My first steps upon returning were toward the local Feria to seek out and communicate my ideas with the growers and vendors who could provide me with a local, organic and sustainable product.  The fertile valleys of San Isidro that lie over the coastal mountains and to the Northeast of our Pacific location are rich and productive but are only now exploring the potential that they hold.  

I had in mind a vision that would support local farmers, fishermen and food artisans and one that would recreate (or perhaps, create) a new cuisine of Coastal Costa Rica.  I visit the markets each week to talk with growers and to develop the  relationships that I believe will be mutually beneficial as Costa Rica experiences its rapid growth on an international level
Organic farming is a new and not heavily supported concept in our part of Costa Rica.  It is a brave step for farmers to make, as local communities of both growers and consumers have never placed, or not known to place, an importance on farming organically and sustainably.  I feel a responsibility as a Chef here to be at the forefront of those encouraging and supporting these pioneers  

I came to La Cusinga almost three years ago not knowing what to expect.  My first time through here was characterized by a lack of understanding and appreciation on my part as well as an inability to recognize or connect with the local "flavor" that would make for a coherent package for out guests.  I now feel as if I have made a "connect" with the property and the vision.  I am not completely satisfied and hopefully, never will be, until we are able to produce, right here at La Cusinga, the greater share of the produce we serve.  However, the groundwork has been laid with local farmers and the availability and quality of organic produce is impressive.
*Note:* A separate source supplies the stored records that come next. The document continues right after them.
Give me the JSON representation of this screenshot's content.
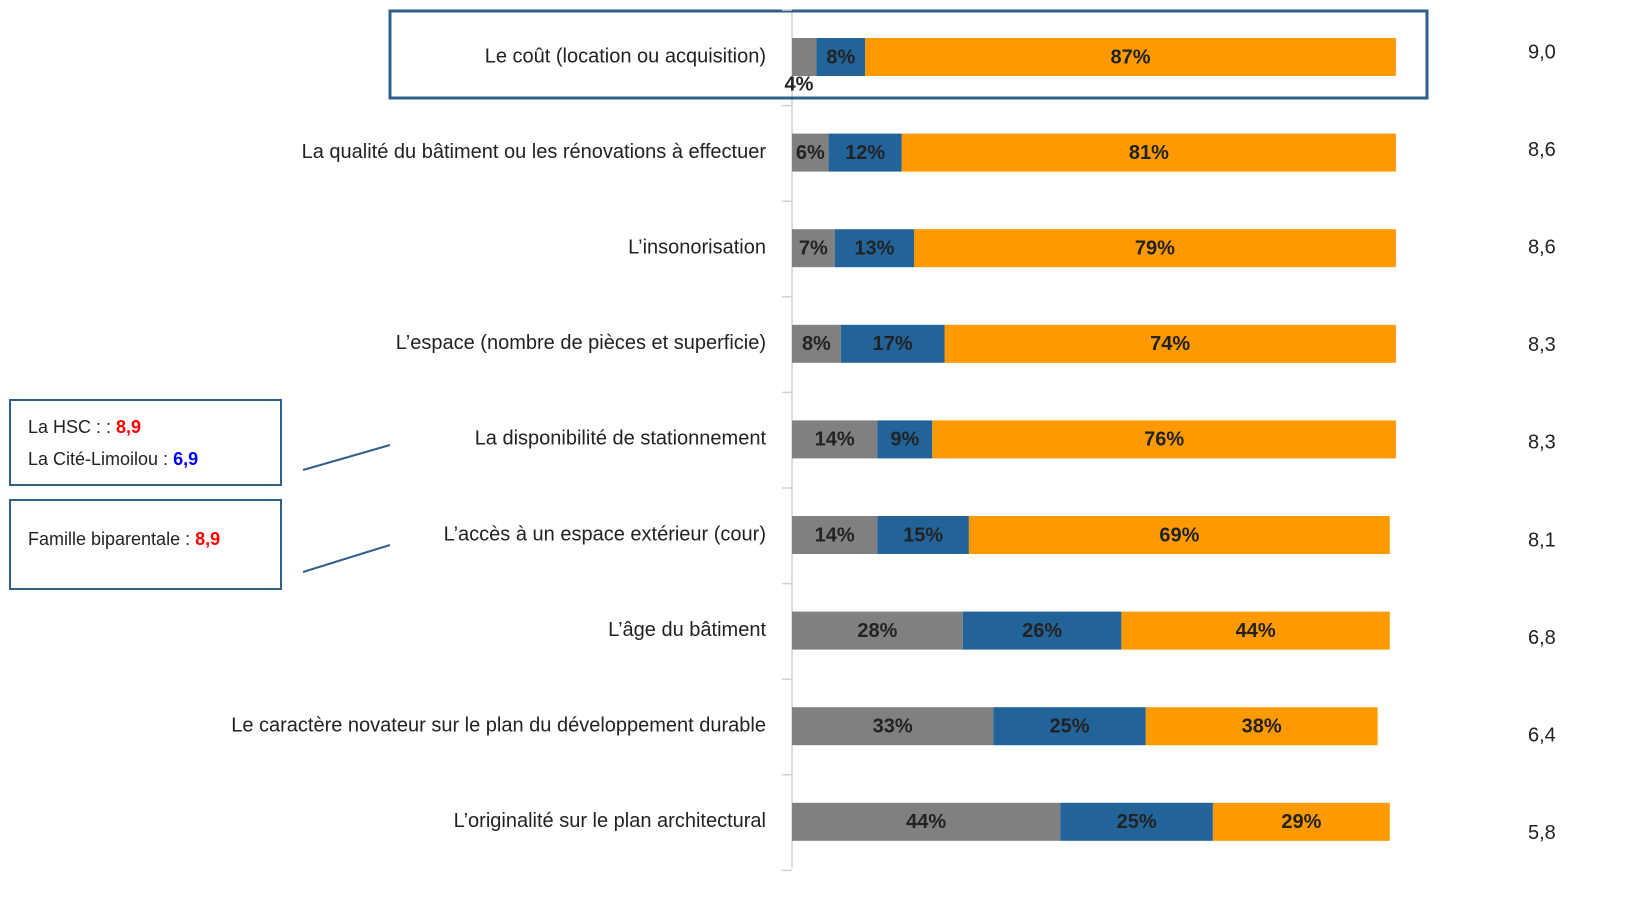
{
  "chart_data": {
    "type": "stacked_bar_h",
    "categories": [
      "Le coût (location ou acquisition)",
      "La qualité du bâtiment ou les rénovations à effectuer",
      "L’insonorisation",
      "L’espace (nombre de pièces et superficie)",
      "La disponibilité de stationnement",
      "L’accès à un espace extérieur (cour)",
      "L’âge du bâtiment",
      "Le caractère novateur sur le plan du développement durable",
      "L’originalité sur le plan architectural"
    ],
    "xlim": [
      0,
      100
    ],
    "series": [
      {
        "color": "#808080",
        "values": [
          4,
          6,
          7,
          8,
          14,
          14,
          28,
          33,
          44
        ],
        "value_labels": [
          "4%",
          "6%",
          "7%",
          "8%",
          "14%",
          "14%",
          "28%",
          "33%",
          "44%"
        ]
      },
      {
        "color": "#22649a",
        "values": [
          8,
          12,
          13,
          17,
          9,
          15,
          26,
          25,
          25
        ],
        "value_labels": [
          "8%",
          "12%",
          "13%",
          "17%",
          "9%",
          "15%",
          "26%",
          "25%",
          "25%"
        ]
      },
      {
        "color": "#ff9900",
        "values": [
          87,
          81,
          79,
          74,
          76,
          69,
          44,
          38,
          29
        ],
        "value_labels": [
          "87%",
          "81%",
          "79%",
          "74%",
          "76%",
          "69%",
          "44%",
          "38%",
          "29%"
        ]
      }
    ],
    "scores": {
      "values": [
        9.0,
        8.6,
        8.6,
        8.3,
        8.3,
        8.1,
        6.8,
        6.4,
        5.8
      ],
      "value_labels": [
        "9,0",
        "8,6",
        "8,6",
        "8,3",
        "8,3",
        "8,1",
        "6,8",
        "6,4",
        "5,8"
      ]
    },
    "annotations": [
      {
        "label": "La HSC : : ",
        "value": "8,9",
        "color": "#ff0000"
      },
      {
        "label": "La Cité-Limoilou : ",
        "value": "6,9",
        "color": "#0000ff"
      },
      {
        "label": "Famille biparentale : ",
        "value": "8,9",
        "color": "#ff0000"
      }
    ]
  }
}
Now at La Cusinga I serve a variety of organic lettuces and braising greens.  My salads include wedges or slices of rich red tomatoes as well as sweet !00 and yellow pear cherry tomatoes.  I roast organic beets and marinate them in balsamic vinegar to be served alongside the lettuces and topped with a locally made organic goat cheese.

My soups are made from roasted and steamed local organic vegetables and tiny organic yellow creamer potatoes have found their way onto my plates, nestled against filets of locally caught fish.
I am now using a local organic cocoa powder that still contains the nuggets of cocoa butter unlike the fined cocoa powder in the markets.

And better still, I am able to use palmito (hearts of palm), ginger, cilantro and its sawtooth leafed cousin culantro coyote, mangoes, hot and sweet chiles, mandarina limes and yucca root from our own Finca Tres Hermanas to serve in my dining room at La Cusinga.   The connection from jungle and farm to table is evolving.  May it continue to grow.